Гавкнул сам на себя, чтобы не расслаблялся. Некогда — вот запряжемся-поедем — тогда и рассуждать можно, что оно и как. А запрячься надо обязательно. Обошел все телеги — чорт, они все разные, вроде как сборные. Я-то думал, военный обоз — все однотипное должно быть, а тут разнобой. И упряжь разная. Вот весело-то. Лошадка весело хрумкала зерном, пофыркивая, а я задумчиво обозревал все вокруг, понимая — еще пятнадцать минут — и по-настоящему стемнеет. Внезапно сообразил — да вот же она, тележка от этой лошадки! Пожалуй, другая сюда и не поместится. А ну-ка, примерим… Зорька даже на ходу не перестала есть, и я довольно успешно ее «запарковал» перед не особо большой, легкой с виду тележкой.
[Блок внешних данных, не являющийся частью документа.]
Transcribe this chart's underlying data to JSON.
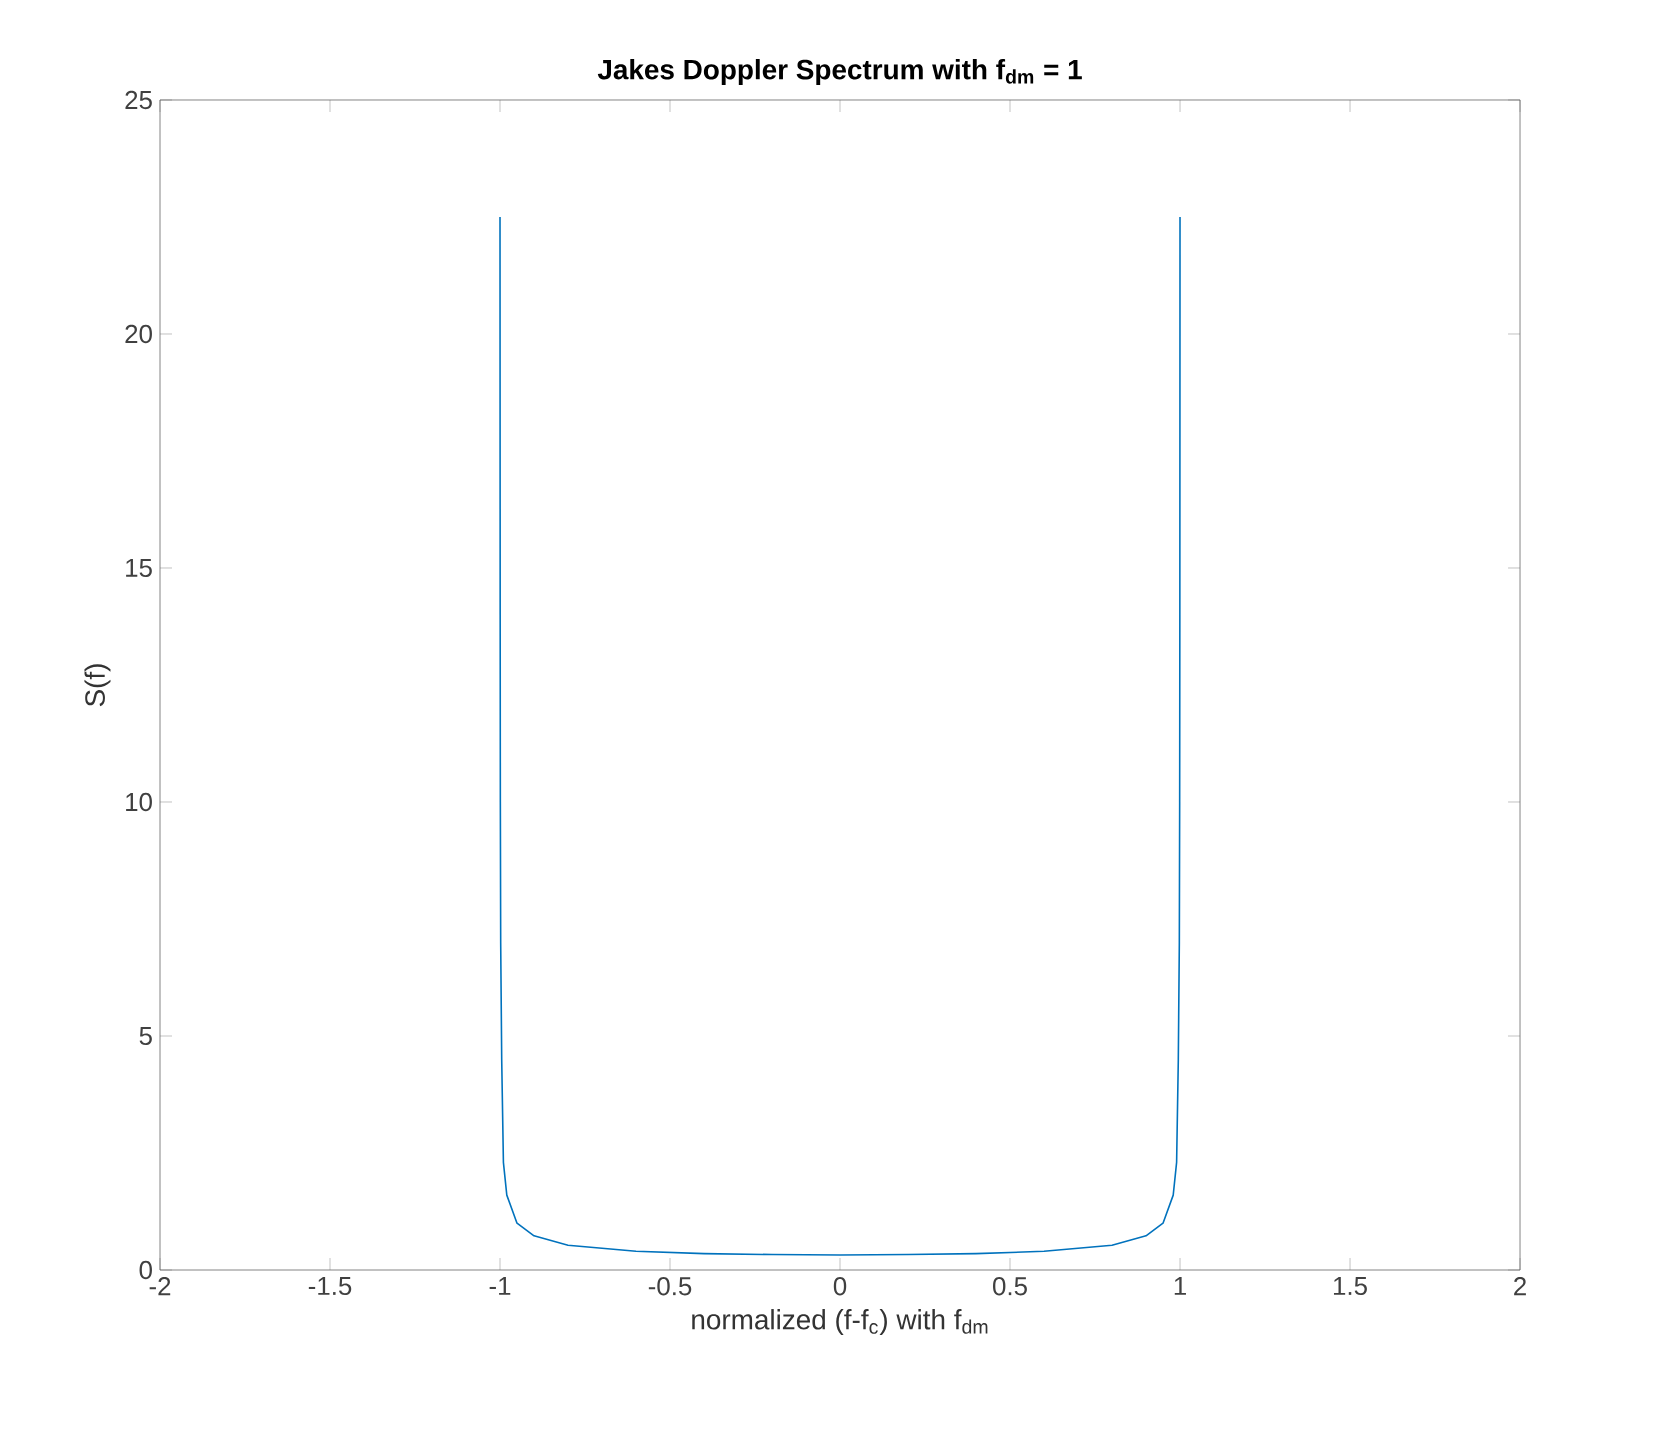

Однако, удачно — тут сбруя какая-то простенькая, без дуги и прочей тряхомудии — на самой лошадке одет здоровенный кожаный нагрудник, а уж к нему я, как смог — но вроде правильно, присоединил две оглобли… или как там еще эти палки называют? Так, теперь взять вожжи, забраться вот сюда…
— Н-но, пааашла! — я, как смог, шлепнул вожжами по заднице, смачно причмокнув — ну, все как положено, а то!..
Вот если на дизеле резко педаль бросить — он не заглохнет, но машину дернет вперед как от хорошего пинка. Едва не слетел с облучка, завалился спиной на груду барахла, тут же натянул возжи:
— Тпррррууу! Твою ж мать! Стооооой! Ска-тии-на!
Зорька стояла как вкопанная, и хрустела зерном из так и висящей на морде кормушки.
— Сработаемся… Эдакая флегматичная сволочь — самое то, мне по душе.
Уже осторожнее попробовал «тронуться» еще раз, проехал немного, остановился, снова тронулся, дал широкий круг по вытоптанной у дороги траве, вернулся к обозу.
— Ничего, ездить можно. Главное чтобы налог не по объему, а с лошадиной силы брали. И всякие евро-сколько-то-там не вводили. Все, Зорька — стой здесь, жри корм, а я грузиться стану.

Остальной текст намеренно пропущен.